A ball is tossed into the air with an initial velocity of 5.0 m/s from an initial height of 20.0 m. If the ball has a mass of 1.2 kg, what is the total initial energy of this system? Assume the gravitational field constant, g, is 9.8 N/kg.
To calculate the total initial energy, we need to consider both the potential energy and the kinetic energy.
The potential energy (PE) of an object at a given height is given by the formula PE = mgh, where m is the mass (1.2 kg), g is the gravitational field constant (9.8 N/kg), and h is the height (20.0 m).
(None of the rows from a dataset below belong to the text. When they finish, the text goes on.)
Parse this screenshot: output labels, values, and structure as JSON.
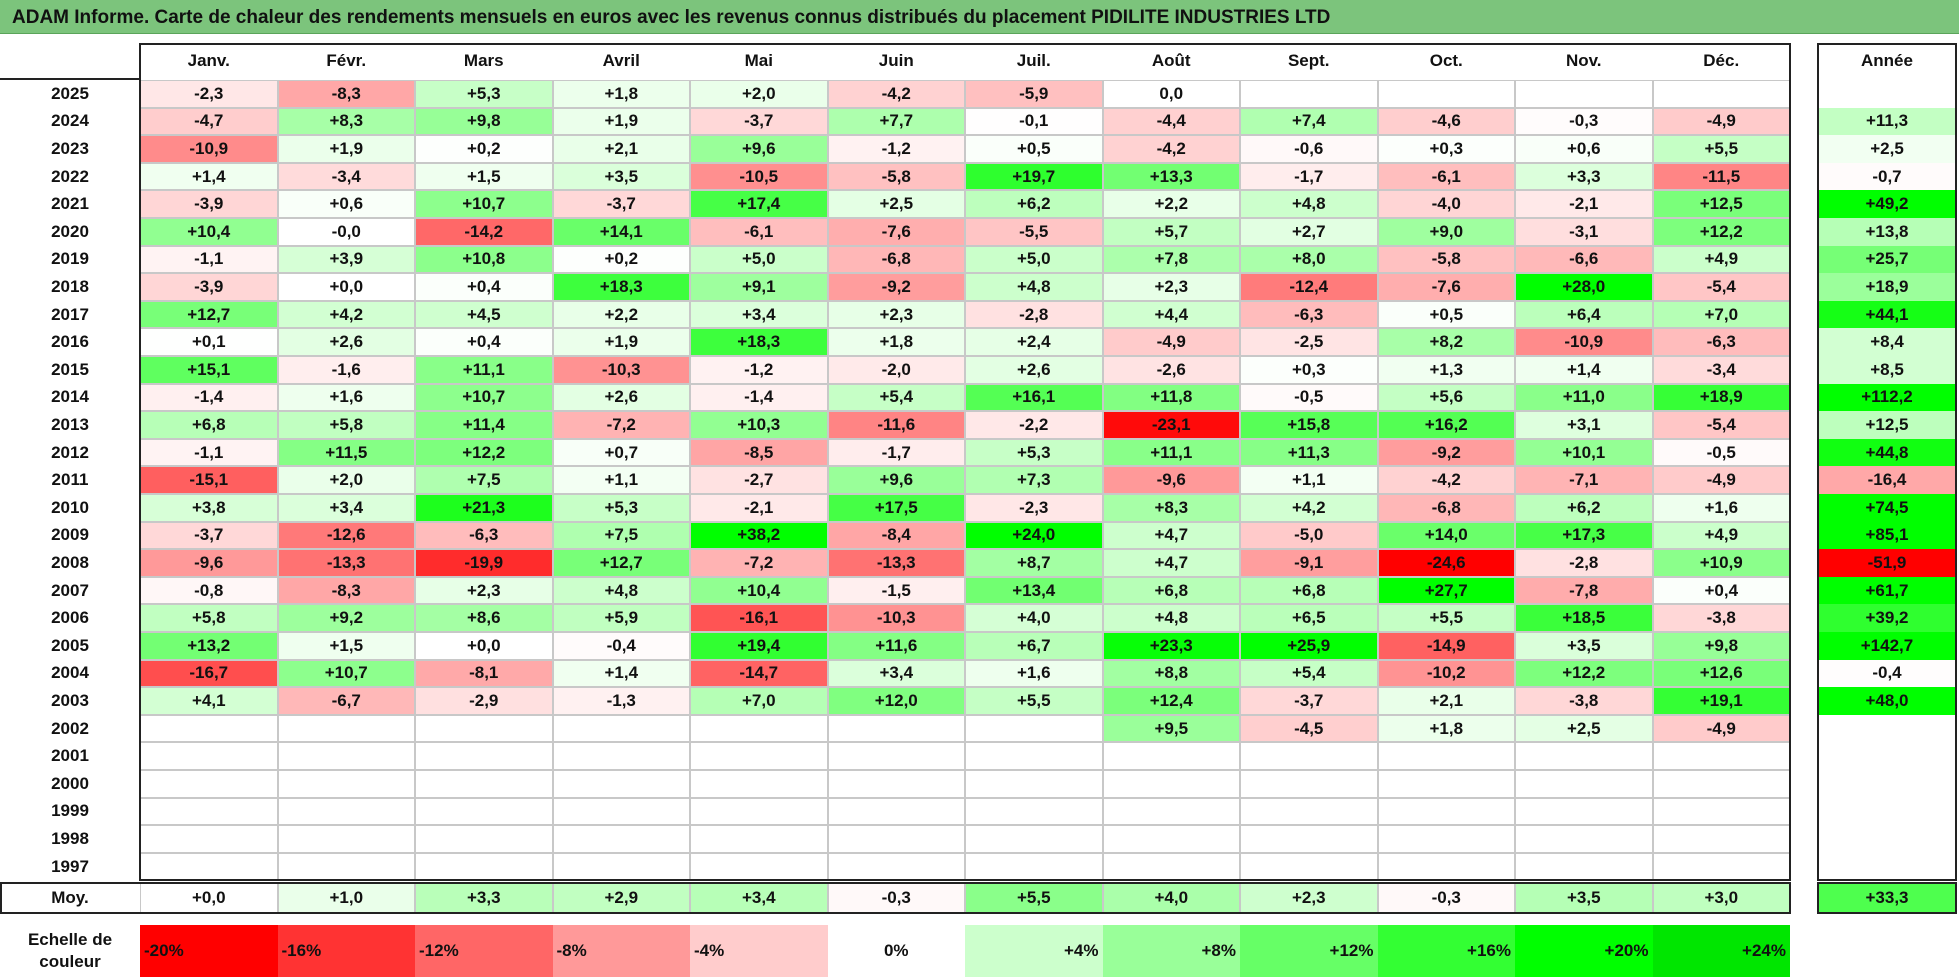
{
  "title": "ADAM Informe. Carte de chaleur des rendements mensuels en euros avec les revenus connus distribués du placement PIDILITE INDUSTRIES LTD",
  "chart_data": {
    "type": "heatmap",
    "columns": [
      "Janv.",
      "Févr.",
      "Mars",
      "Avril",
      "Mai",
      "Juin",
      "Juil.",
      "Août",
      "Sept.",
      "Oct.",
      "Nov.",
      "Déc."
    ],
    "year_column": "Année",
    "rows": [
      {
        "year": "2025",
        "values": [
          "-2,3",
          "-8,3",
          "+5,3",
          "+1,8",
          "+2,0",
          "-4,2",
          "-5,9",
          "0,0",
          "",
          "",
          "",
          ""
        ],
        "annual": ""
      },
      {
        "year": "2024",
        "values": [
          "-4,7",
          "+8,3",
          "+9,8",
          "+1,9",
          "-3,7",
          "+7,7",
          "-0,1",
          "-4,4",
          "+7,4",
          "-4,6",
          "-0,3",
          "-4,9"
        ],
        "annual": "+11,3"
      },
      {
        "year": "2023",
        "values": [
          "-10,9",
          "+1,9",
          "+0,2",
          "+2,1",
          "+9,6",
          "-1,2",
          "+0,5",
          "-4,2",
          "-0,6",
          "+0,3",
          "+0,6",
          "+5,5"
        ],
        "annual": "+2,5"
      },
      {
        "year": "2022",
        "values": [
          "+1,4",
          "-3,4",
          "+1,5",
          "+3,5",
          "-10,5",
          "-5,8",
          "+19,7",
          "+13,3",
          "-1,7",
          "-6,1",
          "+3,3",
          "-11,5"
        ],
        "annual": "-0,7"
      },
      {
        "year": "2021",
        "values": [
          "-3,9",
          "+0,6",
          "+10,7",
          "-3,7",
          "+17,4",
          "+2,5",
          "+6,2",
          "+2,2",
          "+4,8",
          "-4,0",
          "-2,1",
          "+12,5"
        ],
        "annual": "+49,2"
      },
      {
        "year": "2020",
        "values": [
          "+10,4",
          "-0,0",
          "-14,2",
          "+14,1",
          "-6,1",
          "-7,6",
          "-5,5",
          "+5,7",
          "+2,7",
          "+9,0",
          "-3,1",
          "+12,2"
        ],
        "annual": "+13,8"
      },
      {
        "year": "2019",
        "values": [
          "-1,1",
          "+3,9",
          "+10,8",
          "+0,2",
          "+5,0",
          "-6,8",
          "+5,0",
          "+7,8",
          "+8,0",
          "-5,8",
          "-6,6",
          "+4,9"
        ],
        "annual": "+25,7"
      },
      {
        "year": "2018",
        "values": [
          "-3,9",
          "+0,0",
          "+0,4",
          "+18,3",
          "+9,1",
          "-9,2",
          "+4,8",
          "+2,3",
          "-12,4",
          "-7,6",
          "+28,0",
          "-5,4"
        ],
        "annual": "+18,9"
      },
      {
        "year": "2017",
        "values": [
          "+12,7",
          "+4,2",
          "+4,5",
          "+2,2",
          "+3,4",
          "+2,3",
          "-2,8",
          "+4,4",
          "-6,3",
          "+0,5",
          "+6,4",
          "+7,0"
        ],
        "annual": "+44,1"
      },
      {
        "year": "2016",
        "values": [
          "+0,1",
          "+2,6",
          "+0,4",
          "+1,9",
          "+18,3",
          "+1,8",
          "+2,4",
          "-4,9",
          "-2,5",
          "+8,2",
          "-10,9",
          "-6,3"
        ],
        "annual": "+8,4"
      },
      {
        "year": "2015",
        "values": [
          "+15,1",
          "-1,6",
          "+11,1",
          "-10,3",
          "-1,2",
          "-2,0",
          "+2,6",
          "-2,6",
          "+0,3",
          "+1,3",
          "+1,4",
          "-3,4"
        ],
        "annual": "+8,5"
      },
      {
        "year": "2014",
        "values": [
          "-1,4",
          "+1,6",
          "+10,7",
          "+2,6",
          "-1,4",
          "+5,4",
          "+16,1",
          "+11,8",
          "-0,5",
          "+5,6",
          "+11,0",
          "+18,9"
        ],
        "annual": "+112,2"
      },
      {
        "year": "2013",
        "values": [
          "+6,8",
          "+5,8",
          "+11,4",
          "-7,2",
          "+10,3",
          "-11,6",
          "-2,2",
          "-23,1",
          "+15,8",
          "+16,2",
          "+3,1",
          "-5,4"
        ],
        "annual": "+12,5"
      },
      {
        "year": "2012",
        "values": [
          "-1,1",
          "+11,5",
          "+12,2",
          "+0,7",
          "-8,5",
          "-1,7",
          "+5,3",
          "+11,1",
          "+11,3",
          "-9,2",
          "+10,1",
          "-0,5"
        ],
        "annual": "+44,8"
      },
      {
        "year": "2011",
        "values": [
          "-15,1",
          "+2,0",
          "+7,5",
          "+1,1",
          "-2,7",
          "+9,6",
          "+7,3",
          "-9,6",
          "+1,1",
          "-4,2",
          "-7,1",
          "-4,9"
        ],
        "annual": "-16,4"
      },
      {
        "year": "2010",
        "values": [
          "+3,8",
          "+3,4",
          "+21,3",
          "+5,3",
          "-2,1",
          "+17,5",
          "-2,3",
          "+8,3",
          "+4,2",
          "-6,8",
          "+6,2",
          "+1,6"
        ],
        "annual": "+74,5"
      },
      {
        "year": "2009",
        "values": [
          "-3,7",
          "-12,6",
          "-6,3",
          "+7,5",
          "+38,2",
          "-8,4",
          "+24,0",
          "+4,7",
          "-5,0",
          "+14,0",
          "+17,3",
          "+4,9"
        ],
        "annual": "+85,1"
      },
      {
        "year": "2008",
        "values": [
          "-9,6",
          "-13,3",
          "-19,9",
          "+12,7",
          "-7,2",
          "-13,3",
          "+8,7",
          "+4,7",
          "-9,1",
          "-24,6",
          "-2,8",
          "+10,9"
        ],
        "annual": "-51,9"
      },
      {
        "year": "2007",
        "values": [
          "-0,8",
          "-8,3",
          "+2,3",
          "+4,8",
          "+10,4",
          "-1,5",
          "+13,4",
          "+6,8",
          "+6,8",
          "+27,7",
          "-7,8",
          "+0,4"
        ],
        "annual": "+61,7"
      },
      {
        "year": "2006",
        "values": [
          "+5,8",
          "+9,2",
          "+8,6",
          "+5,9",
          "-16,1",
          "-10,3",
          "+4,0",
          "+4,8",
          "+6,5",
          "+5,5",
          "+18,5",
          "-3,8"
        ],
        "annual": "+39,2"
      },
      {
        "year": "2005",
        "values": [
          "+13,2",
          "+1,5",
          "+0,0",
          "-0,4",
          "+19,4",
          "+11,6",
          "+6,7",
          "+23,3",
          "+25,9",
          "-14,9",
          "+3,5",
          "+9,8"
        ],
        "annual": "+142,7"
      },
      {
        "year": "2004",
        "values": [
          "-16,7",
          "+10,7",
          "-8,1",
          "+1,4",
          "-14,7",
          "+3,4",
          "+1,6",
          "+8,8",
          "+5,4",
          "-10,2",
          "+12,2",
          "+12,6"
        ],
        "annual": "-0,4"
      },
      {
        "year": "2003",
        "values": [
          "+4,1",
          "-6,7",
          "-2,9",
          "-1,3",
          "+7,0",
          "+12,0",
          "+5,5",
          "+12,4",
          "-3,7",
          "+2,1",
          "-3,8",
          "+19,1"
        ],
        "annual": "+48,0"
      },
      {
        "year": "2002",
        "values": [
          "",
          "",
          "",
          "",
          "",
          "",
          "",
          "+9,5",
          "-4,5",
          "+1,8",
          "+2,5",
          "-4,9"
        ],
        "annual": ""
      },
      {
        "year": "2001",
        "values": [
          "",
          "",
          "",
          "",
          "",
          "",
          "",
          "",
          "",
          "",
          "",
          ""
        ],
        "annual": ""
      },
      {
        "year": "2000",
        "values": [
          "",
          "",
          "",
          "",
          "",
          "",
          "",
          "",
          "",
          "",
          "",
          ""
        ],
        "annual": ""
      },
      {
        "year": "1999",
        "values": [
          "",
          "",
          "",
          "",
          "",
          "",
          "",
          "",
          "",
          "",
          "",
          ""
        ],
        "annual": ""
      },
      {
        "year": "1998",
        "values": [
          "",
          "",
          "",
          "",
          "",
          "",
          "",
          "",
          "",
          "",
          "",
          ""
        ],
        "annual": ""
      },
      {
        "year": "1997",
        "values": [
          "",
          "",
          "",
          "",
          "",
          "",
          "",
          "",
          "",
          "",
          "",
          ""
        ],
        "annual": ""
      }
    ],
    "average": {
      "label": "Moy.",
      "values": [
        "+0,0",
        "+1,0",
        "+3,3",
        "+2,9",
        "+3,4",
        "-0,3",
        "+5,5",
        "+4,0",
        "+2,3",
        "-0,3",
        "+3,5",
        "+3,0"
      ],
      "annual": "+33,3"
    },
    "color_scale": {
      "label": "Echelle de couleur",
      "steps": [
        {
          "label": "-20%",
          "value": -20,
          "color": "#ff0000"
        },
        {
          "label": "-16%",
          "value": -16,
          "color": "#ff3333"
        },
        {
          "label": "-12%",
          "value": -12,
          "color": "#ff6666"
        },
        {
          "label": "-8%",
          "value": -8,
          "color": "#ff9999"
        },
        {
          "label": "-4%",
          "value": -4,
          "color": "#ffcccc"
        },
        {
          "label": "0%",
          "value": 0,
          "color": "#ffffff"
        },
        {
          "label": "+4%",
          "value": 4,
          "color": "#ccffcc"
        },
        {
          "label": "+8%",
          "value": 8,
          "color": "#99ff99"
        },
        {
          "label": "+12%",
          "value": 12,
          "color": "#66ff66"
        },
        {
          "label": "+16%",
          "value": 16,
          "color": "#33ff33"
        },
        {
          "label": "+20%",
          "value": 20,
          "color": "#00ff00"
        },
        {
          "label": "+24%",
          "value": 24,
          "color": "#00e600"
        }
      ]
    }
  }
}
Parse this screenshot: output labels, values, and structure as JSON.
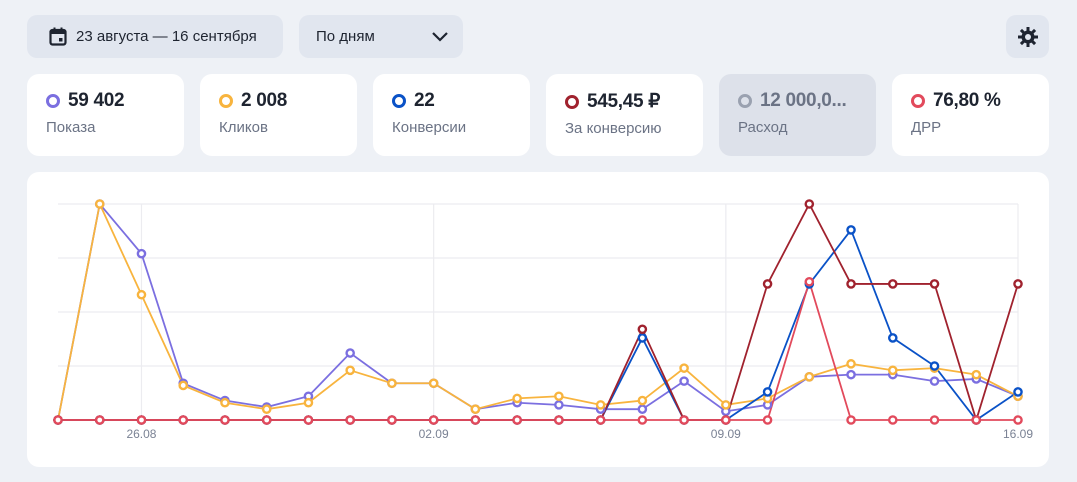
{
  "toolbar": {
    "date_range": "23 августа — 16 сентября",
    "grouping": "По дням",
    "calendar_icon": "calendar-icon",
    "chevron_icon": "chevron-down-icon",
    "settings_icon": "gear-icon"
  },
  "metrics": [
    {
      "value": "59 402",
      "label": "Показа",
      "color": "#7b6fe0",
      "active": false
    },
    {
      "value": "2 008",
      "label": "Кликов",
      "color": "#f8b43e",
      "active": false
    },
    {
      "value": "22",
      "label": "Конверсии",
      "color": "#0a52c7",
      "active": false
    },
    {
      "value": "545,45 ₽",
      "label": "За конверсию",
      "color": "#a0222e",
      "active": false
    },
    {
      "value": "12 000,0...",
      "label": "Расход",
      "color": "#9aa1b0",
      "active": true
    },
    {
      "value": "76,80 %",
      "label": "ДРР",
      "color": "#e24a5c",
      "active": false
    }
  ],
  "chart_data": {
    "type": "line",
    "title": "",
    "xlabel": "",
    "ylabel": "",
    "ylim": [
      0,
      100
    ],
    "grid": true,
    "y_axis_labels_shown": false,
    "x": [
      "24.08",
      "25.08",
      "26.08",
      "27.08",
      "28.08",
      "29.08",
      "30.08",
      "31.08",
      "01.09",
      "02.09",
      "03.09",
      "04.09",
      "05.09",
      "06.09",
      "07.09",
      "08.09",
      "09.09",
      "10.09",
      "11.09",
      "12.09",
      "13.09",
      "14.09",
      "15.09",
      "16.09"
    ],
    "x_tick_labels": [
      "26.08",
      "02.09",
      "09.09",
      "16.09"
    ],
    "x_tick_indices": [
      2,
      9,
      16,
      23
    ],
    "series": [
      {
        "name": "Показа",
        "color": "#7b6fe0",
        "values": [
          0,
          100,
          77,
          17,
          9,
          6,
          11,
          31,
          17,
          17,
          5,
          8,
          7,
          5,
          5,
          18,
          4,
          7,
          20,
          21,
          21,
          18,
          19,
          11
        ]
      },
      {
        "name": "Кликов",
        "color": "#f8b43e",
        "values": [
          0,
          100,
          58,
          16,
          8,
          5,
          8,
          23,
          17,
          17,
          5,
          10,
          11,
          7,
          9,
          24,
          7,
          10,
          20,
          26,
          23,
          24,
          21,
          11
        ]
      },
      {
        "name": "Конверсии",
        "color": "#0a52c7",
        "values": [
          0,
          0,
          0,
          0,
          0,
          0,
          0,
          0,
          0,
          0,
          0,
          0,
          0,
          0,
          38,
          0,
          0,
          13,
          63,
          88,
          38,
          25,
          0,
          13
        ]
      },
      {
        "name": "За конверсию",
        "color": "#a0222e",
        "values": [
          0,
          0,
          0,
          0,
          0,
          0,
          0,
          0,
          0,
          0,
          0,
          0,
          0,
          0,
          42,
          0,
          0,
          63,
          100,
          63,
          63,
          63,
          0,
          63
        ]
      },
      {
        "name": "ДРР",
        "color": "#e24a5c",
        "values": [
          0,
          0,
          0,
          0,
          0,
          0,
          0,
          0,
          0,
          0,
          0,
          0,
          0,
          0,
          0,
          0,
          0,
          0,
          64,
          0,
          0,
          0,
          0,
          0
        ]
      }
    ]
  }
}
Plugging in the values, we get:
PE = (1.2 kg) * (9.8 N/kg) * (20.0 m)
PE = 235.2 J
The kinetic energy (KE) of an object in motion is given by the formula KE = (1/2)mv^2, where m is the mass (1.2 kg) and v is the velocity (5.0 m/s). Plugging in the values, we get:
KE = (1/2) * (1.2 kg) * (5.0 m/s)^2
KE = 15 J
Therefore, the total initial energy of the system is the sum of the potential energy and the kinetic energy:
Total initial energy = PE + KE
Total initial energy = 235.2 J + 15 J
Total initial energy = 250.2 J
So, the total initial energy of the system is 250.2 Joules.